RTB retail Treasury bonds Philippines
The auction of five-year retail Treasury bonds (RTBs) was reportedly over 4 times oversubscribed the P30-billion minimum offering. The peso-denominated RTBs offer opened on February 26 and closed on March 8, 2019. It was the fifth RTB offer under the Duterte administration. Image Credit: File

Manila: A sense of caution is gripping peso bulls as markets approach the Philippine central bank’s interest-rate decision.

Increased speculation that the Bangko Sentral ng Pilipinas (BSP) will ease monetary policy on Thursday is threatening to break the peso’s Asia-beating rally this quarter.
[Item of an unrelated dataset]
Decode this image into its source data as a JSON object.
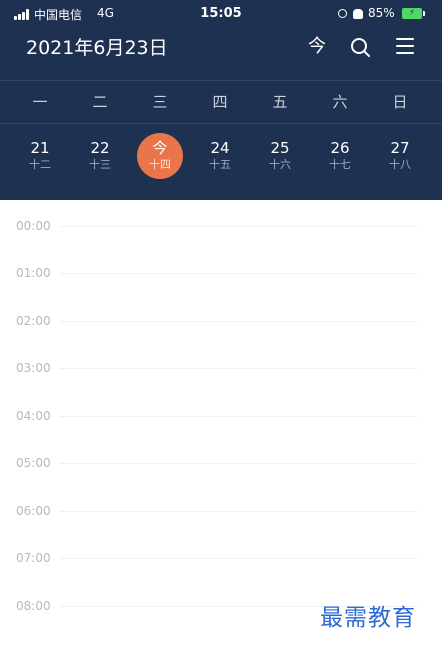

A reduction in the benchmark rate could give foreign investors — who already don’t seem too keen on buying Philippine bonds — a reason to sell local debt.

Correction

A rate cut “will likely see a corresponding correction in local bond yields — which in turn would limit gains from carry trade as interest-rate differentials tighten,” said Nicholas Mapa, a senior economist at ING Groep NV in Manila.

“A possible reversal in BSP’s stance is likely to see the rally fade, with the peso expected to move back to middle of the pack” in Asia, he said.
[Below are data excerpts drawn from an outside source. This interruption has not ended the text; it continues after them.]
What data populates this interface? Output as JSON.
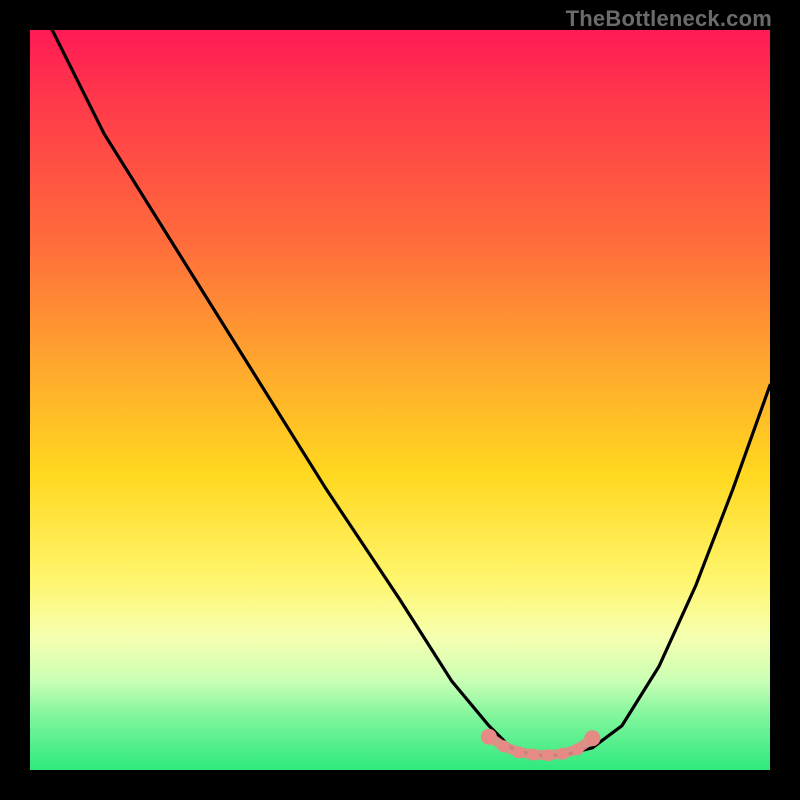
{
  "watermark": "TheBottleneck.com",
  "chart_data": {
    "type": "line",
    "title": "",
    "xlabel": "",
    "ylabel": "",
    "xlim": [
      0,
      100
    ],
    "ylim": [
      0,
      100
    ],
    "grid": false,
    "legend": false,
    "series": [
      {
        "name": "bottleneck-curve",
        "color": "#000000",
        "x": [
          3,
          10,
          20,
          30,
          40,
          50,
          57,
          62,
          65,
          68,
          72,
          76,
          80,
          85,
          90,
          95,
          100
        ],
        "y": [
          100,
          86,
          70,
          54,
          38,
          23,
          12,
          6,
          3,
          2,
          2,
          3,
          6,
          14,
          25,
          38,
          52
        ]
      },
      {
        "name": "optimal-band-markers",
        "color": "#e58a85",
        "x": [
          62,
          64,
          66,
          68,
          70,
          72,
          74,
          76
        ],
        "y": [
          4.5,
          3.2,
          2.4,
          2.1,
          2.0,
          2.2,
          2.8,
          4.3
        ]
      }
    ],
    "annotations": []
  }
}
The risk of bond outflows, along with headwinds from rising oil prices and a seasonally strong dollar, are seen reversing the peso’s 1.3 percent advance against the greenback this quarter, with ING predicting it will weaken to 53.18 per dollar by end-June.

The currency was at 51.850 on Friday.

Foreigners bought a net $3.9 billion of peso bonds in 2018 — a record in Bloomberg-compiled data going back to 2000 — as the BSP hiked rates by 175 basis points.

Benchmark rate

A reduction is “just a matter of timing,” Governor Benjamin Diokno said late last month.

The central bank will reduce its benchmark rate by 25 basis points to 4.50 percent on Thursday, according to the median estimate in a Bloomberg survey.

4.50

Rate for the benchmark peso bonds following an expected reduction of 25 basis points on Thursday, say analysts

The peso has rebounded almost 5 percent from a 13-year low in October, thanks to a slew of economic reforms, slowing inflation and plans to boost infrastructure spending.

Improving fundamentals saw S&P Global Ratings upgrade the Philippines’ sovereign credit rating on Tuesday. This added to the peso’s gains, but analysts see little further impact on the currency.

Positive news

“The rating upgrade is positive news, but other drivers such as the broad USD picture, rate cuts and oil prices will be more dominant,” said Irene Cheung, a senior strategist at Australia & New Zealand Banking Group Ltd. in Singapore.

“In the near term, we see PHP losing some momentum.”

The peso will weaken to 52.7 per dollar by end-June, according to a Bloomberg survey.

“There is historical evidence of a seasonally-strong dollar in May,” said Maximillian Lin, emerging-markets Asia strategist at NatWest Markets in Singapore.

Rate cuts “may lead to higher borrowings and widen the current account, putting pressure on the currency.”